Metrics for Deep Generative Models

TL;DR

This paper introduces a Riemannian geometry-based distance measure for deep generative models, improving the understanding and visualization of their latent spaces and enabling applications like robot movement generalization.

Contribution

It proposes a novel Riemannian metric for latent spaces of VAEs and GANs, offering a more meaningful similarity measure and visualization tool compared to traditional Euclidean distances.

Findings

The method accurately captures true distances in synthetic datasets.

It enhances visualization and interpolation in latent spaces.
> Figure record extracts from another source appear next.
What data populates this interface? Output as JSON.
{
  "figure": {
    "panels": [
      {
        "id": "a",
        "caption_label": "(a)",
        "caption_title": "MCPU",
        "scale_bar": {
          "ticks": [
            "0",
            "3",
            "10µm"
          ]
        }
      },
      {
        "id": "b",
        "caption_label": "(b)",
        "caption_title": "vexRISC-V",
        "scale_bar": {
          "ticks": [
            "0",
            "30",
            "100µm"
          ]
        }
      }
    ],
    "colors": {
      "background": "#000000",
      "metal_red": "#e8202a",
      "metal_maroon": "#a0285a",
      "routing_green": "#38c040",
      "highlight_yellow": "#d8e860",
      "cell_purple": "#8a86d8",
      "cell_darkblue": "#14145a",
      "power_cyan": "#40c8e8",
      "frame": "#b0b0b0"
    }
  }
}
Applicable to robot movement and human motion data.

Abstract

Neural samplers such as variational autoencoders (VAEs) or generative adversarial networks (GANs) approximate distributions by transforming samples from a simple random source---the latent space---to samples from a more complex distribution represented by a dataset. While the manifold hypothesis implies that the density induced by a dataset contains large regions of low density, the training criterions of VAEs and GANs will make the latent space densely covered. Consequently points that are separated by low-density regions in observation space will be pushed together in latent space, making stationary distances poor proxies for similarity. We transfer ideas from Riemannian geometry to this setting, letting the distance between two points be the shortest path on a Riemannian manifold induced by the transformation. The method yields a principled distance measure, provides a tool for visual inspection of deep generative models, and an alternative to linear interpolation in latent space. In addition, it can be applied for robot movement generalization using previously learned skills. The method is evaluated on a synthetic dataset with known ground truth; on a simulated robot arm dataset; on human motion capture data; and on a generative model of handwritten digits.